Édouard Gergondet, counsel chez Mayer Brown,
compliance, investigations and regulatory, nous donne son regard d’expert sur
le CSDDD, à travers un entretien mené par le think tank french compliance society.
French compliance society : Pouvez-vous nous donner un aperçu des
principales dispositions de la dernière version de la Directive sur le Devoir
de Vigilance en Matière de Durabilité d'Entreprise (CSDDD) et de son impact sur
les entreprises opérant dans l'Union européenne, notamment à la lumière des
compromis réalisés lors de son élaboration ?
Édouard Gergondet : La CSDDD a vocation à établir un socle
minimum d'obligations en matière de vigilance portant sur les droits de l'homme
et l'environnement pour certaines grandes entreprises et grands groupes
d'entreprises, y compris certaines entreprises financières réglementées. Ces
obligations s'appliqueront, dès lors que ces entreprises ou groupes remplissent
des seuils spécifiques de chiffre d'affaires et/ou de nombre de salariés, peu
importe que leur siège soit établi dans ou en dehors de l'Union européenne.
Ainsi, la CSDDD ne concerne pas que les entreprises établies en Europe, mais
toute entreprise ayant des activités en Europe.
Si le texte a eu un parcours législatif
tumultueux, avec un compromis initialement annoncé en décembre 2023, puis
finalement modifié en mars 2024, les dernières modifications ont principalement
réduit le champ des entreprises assujetties à la CSDDD, renforcé l'application
progressive du texte et clarifié les dispositions applicables aux groupes.

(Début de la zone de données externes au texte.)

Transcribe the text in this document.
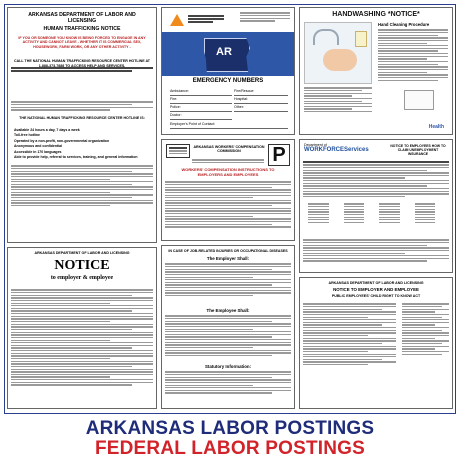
ARKANSAS DEPARTMENT OF LABOR AND LICENSING
HUMAN TRAFFICKING NOTICE
IF YOU OR SOMEONE YOU KNOW IS BEING FORCED TO ENGAGE IN ANY ACTIVITY AND CANNOT LEAVE - WHETHER IT IS COMMERCIAL SEX, HOUSEWORK, FARM WORK, OR ANY OTHER ACTIVITY -
CALL THE NATIONAL HUMAN TRAFFICKING RESOURCE CENTER HOTLINE AT 1-888-373-7888 TO ACCESS HELP AND SERVICES.
THE NATIONAL HUMAN TRAFFICKING RESOURCE CENTER HOTLINE IS:
Available 24 hours a day, 7 days a week
Toll-free hotline
Operated by a non-profit, non-governmental organization
Anonymous and confidential
Accessible in 170 languages
Able to provide help, referral to services, training, and general information
AR
EMERGENCY NUMBERS
Ambulance:
Fire:
Police:
Doctor:
Fire/Rescue:
Hospital:
Other:
Employer's Point of Contact:
HANDWASHING *NOTICE*
Hand Cleaning Procedure
Health
ARKANSAS WORKERS' COMPENSATION COMMISSION	P
WORKERS' COMPENSATION INSTRUCTIONS TO EMPLOYERS AND EMPLOYEES
Department of
WORKFORCEServices
NOTICE TO EMPLOYEES HOW TO CLAIM UNEMPLOYMENT INSURANCE
ARKANSAS DEPARTMENT OF LABOR AND LICENSING
NOTICE
to employer & employee
IN CASE OF JOB-RELATED INJURIES OR OCCUPATIONAL DISEASES
The Employer Shall:
The Employee Shall:
Statutory Information:
ARKANSAS DEPARTMENT OF LABOR AND LICENSING
NOTICE TO EMPLOYER AND EMPLOYEE
PUBLIC EMPLOYEES' CHILD RIGHT TO KNOW ACT
ARKANSAS LABOR POSTINGS
FEDERAL LABOR POSTINGS
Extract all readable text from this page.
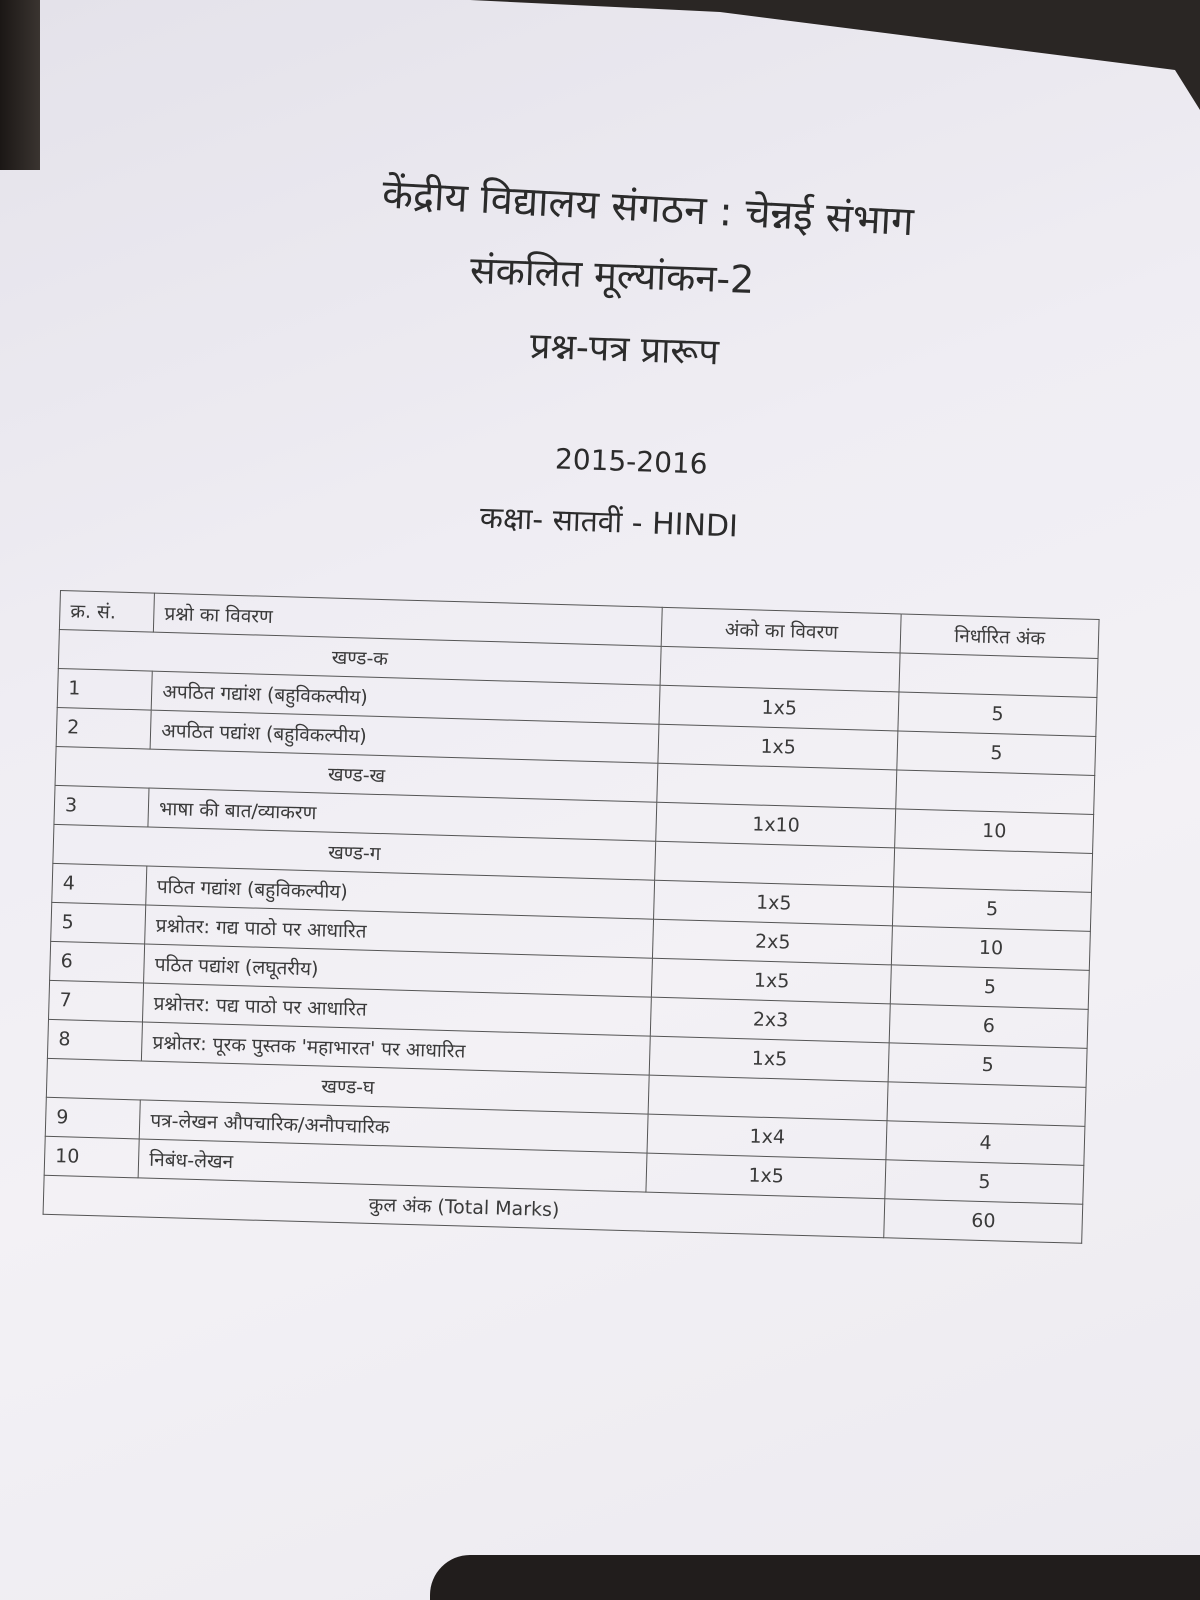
केंद्रीय विद्यालय संगठन : चेन्नई संभाग
संकलित मूल्यांकन-2
प्रश्न-पत्र प्रारूप
2015-2016
कक्षा- सातवीं - HINDI
क्र. सं.	प्रश्नो का विवरण	अंको का विवरण	निर्धारित अंक
खण्ड-क			
1	अपठित गद्यांश (बहुविकल्पीय)	1x5	5
2	अपठित पद्यांश (बहुविकल्पीय)	1x5	5
खण्ड-ख			
3	भाषा की बात/व्याकरण	1x10	10
खण्ड-ग			
4	पठित गद्यांश (बहुविकल्पीय)	1x5	5
5	प्रश्नोतर: गद्य पाठो पर आधारित	2x5	10
6	पठित पद्यांश (लघूतरीय)	1x5	5
7	प्रश्नोत्तर: पद्य पाठो पर आधारित	2x3	6
8	प्रश्नोतर: पूरक पुस्तक 'महाभारत' पर आधारित	1x5	5
खण्ड-घ			
9	पत्र-लेखन औपचारिक/अनौपचारिक	1x4	4
10	निबंध-लेखन	1x5	5
कुल अंक (Total Marks)			60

Les principales obligations qui découleront de
la CSDDD demeurent, cependant, identiques. Ainsi, les entreprises assujetties
seront tenues de mettre en œuvre des mesures de diligence raisonnables, sur la
base d'une approche fondée sur les risques, afin d'identifier, prévenir,
atténuer et remédier aux incidences négatives sur les droits de l'homme et
l'environnement résultant (i) de leurs propres activités, (ii) des activités de
leurs filiales et (iii) des activités de leurs partenaires commerciaux dans le
cadre de leurs chaines d'activité. Par ailleurs, les entreprises assujetties
auront l'obligation de mettre en place un plan de transition relatif à
l'atténuation du changement climatique, conformément aux objectifs de l'Accord
de Paris. Le respect de ces obligations fera l'objet d'un double mécanisme de
responsabilité : l'une administrative, l'autre civile.
F.C.S. : Comment la dernière version de la CSDDD
définit-elle la portée des entreprises soumises aux exigences de conformité, en
tenant compte des seuils et critères spécifiques établis ?
É. G. : La CSDDD s'appliquera (i) aux entreprises à
responsabilités limitées, telles que définies dans la Directive 2013/34/UE,
qu'elles soient établies ou non dans l'Union européenne et (ii) à certaines catégories
d'entreprises financières réglementées, telles que les institutions de crédit,
les entreprises d'assurance, les établissements de paiement, etc.
L'assujettissement à la CSDDD découlera de
facteurs liés, pour les entreprises européennes, au chiffre d'affaires mondial
et au nombre d'employés et, pour les entreprises non-européennes, au chiffre
d'affaires réalisés dans l'Union européenne. Des dispositions transitoires
prévoient l'application progressive des obligations liées à la CSDDD, avec une
augmentation progressive des seuils (5,000 salariés et 1,5 milliards d'EUR
après trois ans et 3,000 salariés et 900 millions d'EUR après quatre ans).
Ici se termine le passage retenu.